The MCP Kubernetes Server is a tool that enables language models to interact with and manage Kubernetes clusters. It leverages the Model Context Protocol (MCP) to provide a standardized and type-safe interface for performing Kubernetes operations through natural language.

How to use MCP Kubernetes Server?

To use the MCP Kubernetes Server, you need a Kubernetes cluster with kubectl configured, Python 3.x, and the MCP framework installed. The server exposes Kubernetes functionality to LLMs through MCP, allowing you to manage resources using natural language prompts.
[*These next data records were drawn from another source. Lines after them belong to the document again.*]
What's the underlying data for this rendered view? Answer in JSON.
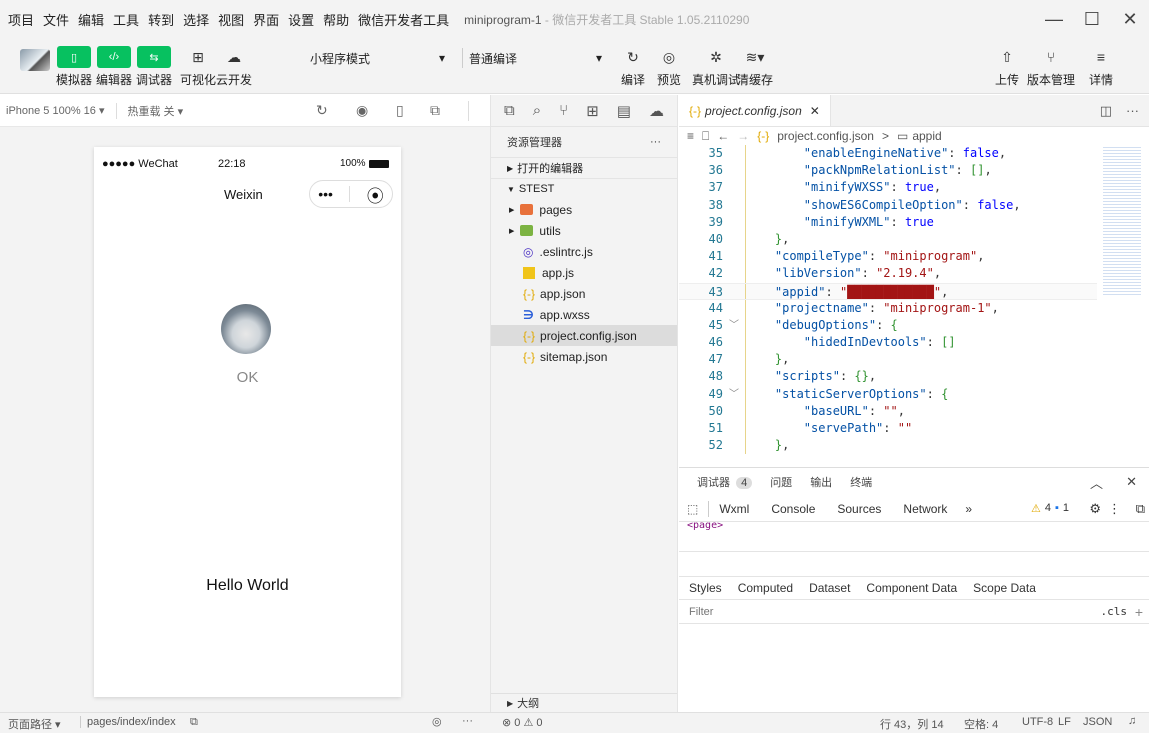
{
  "menu": {
    "items": [
      "项目",
      "文件",
      "编辑",
      "工具",
      "转到",
      "选择",
      "视图",
      "界面",
      "设置",
      "帮助",
      "微信开发者工具"
    ],
    "title_main": "miniprogram-1",
    "title_faint": " - 微信开发者工具 Stable 1.05.2110290"
  },
  "window_buttons": {
    "minimize": "—",
    "maximize": "☐",
    "close": "✕"
  },
  "toolbar": {
    "simulator": "模拟器",
    "editor": "编辑器",
    "debugger": "调试器",
    "visual": "可视化",
    "cloud": "云开发",
    "mode_select": "小程序模式",
    "compile_select": "普通编译",
    "compile": "编译",
    "preview": "预览",
    "real_debug": "真机调试",
    "clear_cache": "清缓存",
    "upload": "上传",
    "version": "版本管理",
    "details": "详情"
  },
  "simbar": {
    "device": "iPhone 5 100% 16 ▾",
    "hot_reload": "热重载 关 ▾"
  },
  "phone": {
    "signal": "●●●●● WeChat",
    "time": "22:18",
    "battery": "100%",
    "nav_title": "Weixin",
    "user_label": "OK",
    "hello": "Hello World"
  },
  "explorer": {
    "title": "资源管理器",
    "more": "···",
    "open_editors": "打开的编辑器",
    "project": "STEST",
    "files": [
      {
        "name": "pages",
        "type": "folder"
      },
      {
        "name": "utils",
        "type": "folder"
      },
      {
        "name": ".eslintrc.js",
        "type": "eslint"
      },
      {
        "name": "app.js",
        "type": "js"
      },
      {
        "name": "app.json",
        "type": "json"
      },
      {
        "name": "app.wxss",
        "type": "wxss"
      },
      {
        "name": "project.config.json",
        "type": "json"
      },
      {
        "name": "sitemap.json",
        "type": "json"
      }
    ],
    "outline": "大纲"
  },
  "editor": {
    "tab": "project.config.json",
    "breadcrumb_file": "project.config.json",
    "breadcrumb_sep": ">",
    "breadcrumb_key": "appid",
    "lines": [
      {
        "n": "35",
        "t": "        \"enableEngineNative\": false,"
      },
      {
        "n": "36",
        "t": "        \"packNpmRelationList\": [],"
      },
      {
        "n": "37",
        "t": "        \"minifyWXSS\": true,"
      },
      {
        "n": "38",
        "t": "        \"showES6CompileOption\": false,"
      },
      {
        "n": "39",
        "t": "        \"minifyWXML\": true"
      },
      {
        "n": "40",
        "t": "    },"
      },
      {
        "n": "41",
        "t": "    \"compileType\": \"miniprogram\","
      },
      {
        "n": "42",
        "t": "    \"libVersion\": \"2.19.4\","
      },
      {
        "n": "43",
        "t": "    \"appid\": \"████████████\","
      },
      {
        "n": "44",
        "t": "    \"projectname\": \"miniprogram-1\","
      },
      {
        "n": "45",
        "t": "    \"debugOptions\": {"
      },
      {
        "n": "46",
        "t": "        \"hidedInDevtools\": []"
      },
      {
        "n": "47",
        "t": "    },"
      },
      {
        "n": "48",
        "t": "    \"scripts\": {},"
      },
      {
        "n": "49",
        "t": "    \"staticServerOptions\": {"
      },
      {
        "n": "50",
        "t": "        \"baseURL\": \"\","
      },
      {
        "n": "51",
        "t": "        \"servePath\": \"\""
      },
      {
        "n": "52",
        "t": "    },"
      }
    ]
  },
  "devtools": {
    "tabs": [
      "调试器",
      "问题",
      "输出",
      "终端"
    ],
    "badge": "4",
    "panels": [
      "Wxml",
      "Console",
      "Sources",
      "Network",
      "»"
    ],
    "warn": "4",
    "info": "1",
    "style_tabs": [
      "Styles",
      "Computed",
      "Dataset",
      "Component Data",
      "Scope Data"
    ],
    "filter_placeholder": "Filter",
    "cls": ".cls",
    "plus": "+",
    "page_tag": "<page>"
  },
  "status": {
    "path_label": "页面路径 ▾",
    "path": "pages/index/index",
    "errors": "⊗ 0 ⚠ 0",
    "pos": "行 43，列 14",
    "spaces": "空格: 4",
    "encoding": "UTF-8",
    "eol": "LF",
    "lang": "JSON"
  }
}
Refer to the README for specific usage examples and configuration details.

Key features of MCP Kubernetes Server

  • Natural language interface for Kubernetes management

  • Simplified kubectl command execution

  • Integration with Large Language Models (LLMs)

  • Standardized interaction through Model Context Protocol (MCP)

  • Context awareness across multiple operations

Use cases of MCP Kubernetes Server

  • Automating Kubernetes deployments using natural language

  • Scaling Kubernetes resources with conversational commands

  • Troubleshooting Kubernetes issues through LLM-driven analysis

  • Creating and managing Kubernetes resources without needing to know kubectl syntax

FAQ from MCP Kubernetes Server

What is MCP?

Model Context Protocol (MCP) is a framework that enables Language Models to interact with external tools and services in a structured way.

What are the requirements for using this server?

You need a Kubernetes cluster access configured via kubectl, Python 3.x, and MCP framework installed and configured.

How does this server integrate with LLMs?

The functions are decorated with @mcp.tool(), making them accessible to LLMs through the Model Context Protocol framework.

What kind of security measures should I take?

Ensure that proper access controls are in place for your Kubernetes cluster, the MCP server is running in a secure environment, and API access is properly authenticated and authorized.

How can I contribute to this project?

Fork the repository, create a new branch for your feature, make your changes, write or update tests as needed, commit your changes, push to your branch, and open a Pull Request.